Índice de Capítulo

    Logo na entrada da cidade havia várias crianças e mulheres aguardando, todas haviam se reunido ali após ouvirem o barulho de abertura do portão. Muitas das garotas estavam usando roupas reveladoras e outras mais ousadas até estavam com os seios de fora.

    “Senhor, senhor, eu posso te servir, eu só cobro 50 moedas de bronze por noite!” Uma das mulheres se adiantou ao aproximar-se de Fernando e pegar sua mão.

    “Não ouça ela, ela está tentando te enganar, eu cobro a metade do preço!” Outra falou, tentando empurrar a primeira para o lado.

    “N-não, desculpe, eu sou casado!” O jovem Tenente falou apressadamente, rejeitando as mulheres e evitando olhar para a área de seus seios nus.

    De repente, Fernando notou algo, uma das mulheres, que ainda segurava persistentemente sua mão, enquanto outras tocavam seu peito e outras partes do corpo, tentou lentamente remover sua Pulseira de Armazenamento.

    A garota era hábil e suas mãos tão leves que qualquer pessoa comum sequer perceberia o que ela estava fazendo, porém, Fernando era diferente. Possuindo sua Habilidade Disparo Neural que mesmo inativa, ainda ampliava suas sensações e sistema nervoso, sentindo o menor dos toques em sua pele, notou rapidamente o que a mulher estava tentando fazer.

    Então é isso…

    Ao perceber isso, o rapaz pálido, que até então estava um pouco perplexo com a estranha situação, finalmente compreendeu tudo.

    Fernando também pensou que se fosse um ano antes, quando ele era totalmente inexperiente, certamente teria caído nesse truque, mas agora ele já era um homem com alguma experiência e até tinha uma esposa.

    Além disso, apesar das mulheres serem relativamente atraentes e possuírem várias etnias diferentes, com algumas delas sendo pardas, brancas e negras, todas pareciam ter algo em comum. Todas estavam demasiadamente magras, em algumas, era até possível ver as marcas de suas costelas e outros ossos.

    O jovem Tenente então entendeu que elas estavam fazendo aquilo não apenas para ganhar dinheiro e lucrar, mas para sobreviver. Como alguém que já havia passado por diversas dificuldades e tendo sentido a dor da fome por si próprio, ele entendia o quão desesperadora a sensação era.

    No entanto, apesar de sentir alguma empatia por essas pessoas, ele também não poderia se deixar ser roubado. Sua Pulseira continha muitas coisas importantes, incluindo vários de seus segredos.

    Logo o rapaz pálido segurou a mão da mulher num movimento rápido, parando-a.

    “Eh… Senhor, eu só estava…” A garota disse, assustada, ao ser pega no flagra.
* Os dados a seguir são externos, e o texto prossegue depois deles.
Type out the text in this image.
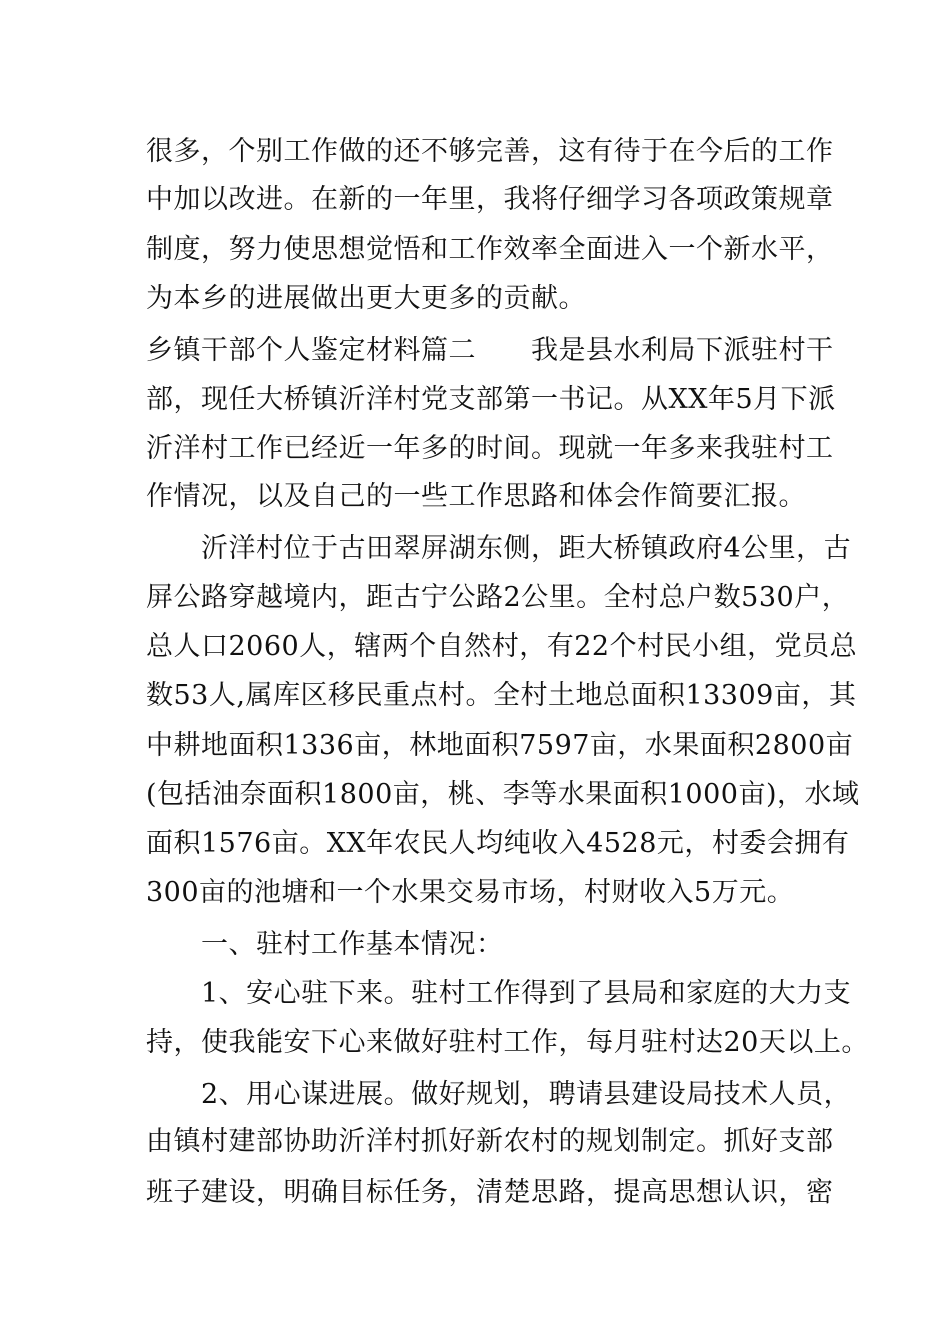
很多，个别工作做的还不够完善，这有待于在今后的工作
中加以改进。在新的一年里，我将仔细学习各项政策规章
制度，努力使思想觉悟和工作效率全面进入一个新水平，
为本乡的进展做出更大更多的贡献。
乡镇干部个人鉴定材料篇二　　我是县水利局下派驻村干
部，现任大桥镇沂洋村党支部第一书记。从XX年5月下派
沂洋村工作已经近一年多的时间。现就一年多来我驻村工
作情况，以及自己的一些工作思路和体会作简要汇报。
沂洋村位于古田翠屏湖东侧，距大桥镇政府4公里，古
屏公路穿越境内，距古宁公路2公里。全村总户数530户，
总人口2060人，辖两个自然村，有22个村民小组，党员总
数53人,属库区移民重点村。全村土地总面积13309亩，其
中耕地面积1336亩，林地面积7597亩，水果面积2800亩
(包括油奈面积1800亩，桃、李等水果面积1000亩)，水域
面积1576亩。XX年农民人均纯收入4528元，村委会拥有
300亩的池塘和一个水果交易市场，村财收入5万元。
一、驻村工作基本情况：
1、安心驻下来。驻村工作得到了县局和家庭的大力支
持，使我能安下心来做好驻村工作，每月驻村达20天以上。
2、用心谋进展。做好规划，聘请县建设局技术人员，
由镇村建部协助沂洋村抓好新农村的规划制定。抓好支部
班子建设，明确目标任务，清楚思路，提高思想认识，密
    Fernando apenas balançou a cabeça, em sinal de negativo, indicando que ela não deveria tentar mais nada.

    A garota tinha olhos arregalados, quando deu um passo para trás, as demais, que até então estavam tentando chamar a atenção do rapaz pálido, também o olharam com cautela.

    Enquanto isso ocorria, algumas das crianças ficaram em torno de Lerona.

    “Tia, me dá algum dinheiro, estou com fome!”

    “Eu também! Eu também!”

    A Capitã tinha uma expressão estranha, mas não amoleceu. Mesmo que ela não estivesse muito habituada a viajar por aí, já tinha visto esse tipo de cena mais vezes do que poderia contar, então as ignorou, passando por elas.

    Uma das mulheres semi-nuas também tentou se aproximar de Raul e estava prestes a tocá-lo, quando o sujeito moveu seu braço, agarrando seu rosto, empurrando-a para longe com força, fazendo a garota rolar pelo chão e bater a cabeça fortemente no chão, caindo inconsciente.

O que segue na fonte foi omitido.